The Scout debate is now focused in part on who is being intolerant and discriminatory - the Scouts, who bar gays, or Scout opponents, who seek to cut off funding and support for the Scouts. While opponents have called the BSA discriminatory and intolerant for some time, the Scouts are now seeking to turn this criticism against their critics, writing on the BSA website that "[i]t is the BSA's critics who are intolerant of the BSA's values".
Helms extends this reversal by framing his amendment as opposing discrimination. It would make discrimination against the Boy Scouts in decisions regarding access to afterschool facilities illegal (what this means in practice is uncertain), use the federal anti-discrimination machinery as an enforcement mechanism and follow procedures set forth in the Civil Rights Act of 1964. This strategy echoes the California Civil Rights Initiative (Proposition 209), a 1996 ballot proposition eliminating affirmative action in the state that used rhetoric from the civil rights movement.
Most advocates of the Helms amendment employed matching anti-discrimination rhetoric on the Senate floor. Helms, for example, said that his amendment would direct "the Office for Civil Rights to handle cases of discrimination against the Boy Scouts precisely the same as the Department of Education currently handles other cases of discrimination". Senator Jim Inhofe (R-OK), for example, echoed Helms: "We are talking about anti-discrimination in this amendment."

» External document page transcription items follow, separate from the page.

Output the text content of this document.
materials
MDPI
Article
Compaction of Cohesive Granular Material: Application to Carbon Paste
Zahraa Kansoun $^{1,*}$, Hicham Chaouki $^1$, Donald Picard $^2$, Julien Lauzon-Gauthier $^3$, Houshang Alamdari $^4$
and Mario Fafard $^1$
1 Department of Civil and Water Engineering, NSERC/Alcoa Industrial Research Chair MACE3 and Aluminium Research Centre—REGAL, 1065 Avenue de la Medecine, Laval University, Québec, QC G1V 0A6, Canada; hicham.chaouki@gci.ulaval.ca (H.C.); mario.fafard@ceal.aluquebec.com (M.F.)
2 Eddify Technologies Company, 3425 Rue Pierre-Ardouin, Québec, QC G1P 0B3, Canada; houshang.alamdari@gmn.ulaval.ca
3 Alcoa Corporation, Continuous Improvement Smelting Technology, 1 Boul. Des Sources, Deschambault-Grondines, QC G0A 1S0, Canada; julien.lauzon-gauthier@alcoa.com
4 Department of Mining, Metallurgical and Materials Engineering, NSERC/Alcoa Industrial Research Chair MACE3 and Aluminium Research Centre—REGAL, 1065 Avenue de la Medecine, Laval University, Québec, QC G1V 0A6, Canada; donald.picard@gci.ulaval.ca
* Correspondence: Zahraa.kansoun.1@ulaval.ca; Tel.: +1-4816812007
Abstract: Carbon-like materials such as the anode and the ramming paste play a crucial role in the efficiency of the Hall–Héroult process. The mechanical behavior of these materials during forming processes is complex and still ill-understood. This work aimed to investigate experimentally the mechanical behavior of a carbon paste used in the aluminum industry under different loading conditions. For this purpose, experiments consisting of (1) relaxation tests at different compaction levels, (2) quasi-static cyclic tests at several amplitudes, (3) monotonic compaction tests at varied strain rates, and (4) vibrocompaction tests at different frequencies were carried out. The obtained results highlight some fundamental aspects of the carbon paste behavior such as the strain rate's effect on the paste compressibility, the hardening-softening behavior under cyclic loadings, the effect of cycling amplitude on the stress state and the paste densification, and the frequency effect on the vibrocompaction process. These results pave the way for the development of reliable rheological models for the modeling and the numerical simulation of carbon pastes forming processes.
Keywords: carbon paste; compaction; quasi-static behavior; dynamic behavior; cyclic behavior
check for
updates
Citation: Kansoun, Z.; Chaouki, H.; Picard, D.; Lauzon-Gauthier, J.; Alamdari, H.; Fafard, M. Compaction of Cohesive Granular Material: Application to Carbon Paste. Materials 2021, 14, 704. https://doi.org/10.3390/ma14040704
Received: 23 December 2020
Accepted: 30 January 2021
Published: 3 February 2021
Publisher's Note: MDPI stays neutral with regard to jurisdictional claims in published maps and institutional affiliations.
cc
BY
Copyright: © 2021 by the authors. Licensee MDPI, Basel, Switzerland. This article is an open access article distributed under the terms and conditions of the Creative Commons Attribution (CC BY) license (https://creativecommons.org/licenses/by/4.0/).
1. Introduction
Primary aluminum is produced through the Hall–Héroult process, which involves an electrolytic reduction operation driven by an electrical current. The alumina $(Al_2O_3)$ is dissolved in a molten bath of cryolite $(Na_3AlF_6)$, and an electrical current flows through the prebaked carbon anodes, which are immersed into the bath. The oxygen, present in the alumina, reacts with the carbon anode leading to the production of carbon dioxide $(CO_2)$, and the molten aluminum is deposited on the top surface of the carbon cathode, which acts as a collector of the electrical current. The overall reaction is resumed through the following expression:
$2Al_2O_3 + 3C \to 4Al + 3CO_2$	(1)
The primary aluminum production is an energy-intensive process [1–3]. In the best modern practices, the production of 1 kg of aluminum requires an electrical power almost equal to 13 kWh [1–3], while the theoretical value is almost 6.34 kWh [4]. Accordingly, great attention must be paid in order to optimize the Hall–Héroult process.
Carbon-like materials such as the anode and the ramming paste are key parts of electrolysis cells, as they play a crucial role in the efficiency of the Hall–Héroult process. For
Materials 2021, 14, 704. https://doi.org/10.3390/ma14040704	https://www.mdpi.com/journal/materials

The campaign in favor of the amendment outside the Senate was more combative. The most sophisticated jargon came from the Best of the Web column on Opinion Journal, a Wall Street Journal website. The Journal writes that some BSA critics "have dressed up their anti-Scout efforts in old-style segregationist code words ('local control' and the like)".

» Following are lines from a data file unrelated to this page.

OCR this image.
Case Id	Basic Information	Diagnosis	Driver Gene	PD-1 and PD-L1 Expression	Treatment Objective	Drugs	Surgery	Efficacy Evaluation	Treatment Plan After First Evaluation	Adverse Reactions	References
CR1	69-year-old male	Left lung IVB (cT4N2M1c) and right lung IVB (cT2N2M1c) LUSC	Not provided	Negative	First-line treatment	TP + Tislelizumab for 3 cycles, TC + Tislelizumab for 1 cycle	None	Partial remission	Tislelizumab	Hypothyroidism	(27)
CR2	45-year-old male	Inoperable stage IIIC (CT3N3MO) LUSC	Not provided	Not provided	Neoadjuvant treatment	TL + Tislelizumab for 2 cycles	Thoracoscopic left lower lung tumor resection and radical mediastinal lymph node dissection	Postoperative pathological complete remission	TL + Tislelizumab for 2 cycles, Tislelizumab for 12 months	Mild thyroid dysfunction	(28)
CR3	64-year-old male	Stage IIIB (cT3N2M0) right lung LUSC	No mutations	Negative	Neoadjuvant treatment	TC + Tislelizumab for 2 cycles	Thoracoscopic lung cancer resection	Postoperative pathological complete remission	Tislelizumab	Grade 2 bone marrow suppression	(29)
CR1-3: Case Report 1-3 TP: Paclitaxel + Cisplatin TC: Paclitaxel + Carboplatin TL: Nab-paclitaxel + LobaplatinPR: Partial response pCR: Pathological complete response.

This is a blatant attempt to associate Scout opponents with segregationists and to associate their opposition with racism. It is true that some opponents of the Helms amendment do cite the need for local control, just as some people did while defending segregation. But that's a trivial similarity that is the cover for some very strategic jargon. "[S]egregationist code words" implies that, though opponents say "local control", they really hate the Scouts in a manner analogous to racism.
Liberals: standing up to "discrimination", "intolerance"
Liberal opponents have had limited success trying to counter this challenge to their anti-discrimination position while at the same time not portraying themselves as opponents of the Scouts. Rep. Lynn Woolsey (D-CA) led off debate in the House with the statement that her opposition "is not because I object to the Boy Scouts" but "to intolerance". The Boy Scouts, she said, "fought all the way to the Supreme Court for the right to discriminate". Senate opponents such as Dick Durbin (D-IL) and Paul Wellstone (D-MN) were defensive enough to open their statements by stating their opposition to discrimination. Other Democratic senators began their statements by citing their membership in or involvement with the Boy Scouts and Girl Scouts.
A more aggressive stance was taken by Scout opponents, who tried to reframe the issue back into standard civil rights terms. For example, Winnie Stachelberg, the political director of Human Rights Campaign, told Reuters that the Helms amendment "is an underhanded attempt to reward those who practice discrimination and punish those who value equality". She uses simple good guy/bad guy civil rights framing here - discrimination versus equality.
Civil rights in the discourse today
Attempts to claim the moral high ground with civil rights jargon are getting out of hand. Fuzzy anti-discrimination claims are being applied to a number of issues, putting the burden on opponents to show that they also oppose discrimination. The debate is polarized by these powerful emotional associations with civil rights and by conflicting civil rights rhetoric that does not directly map onto contemporary debates. We need a new debate for a new era, not more attempts to reframe the present using the emotions and language of the past.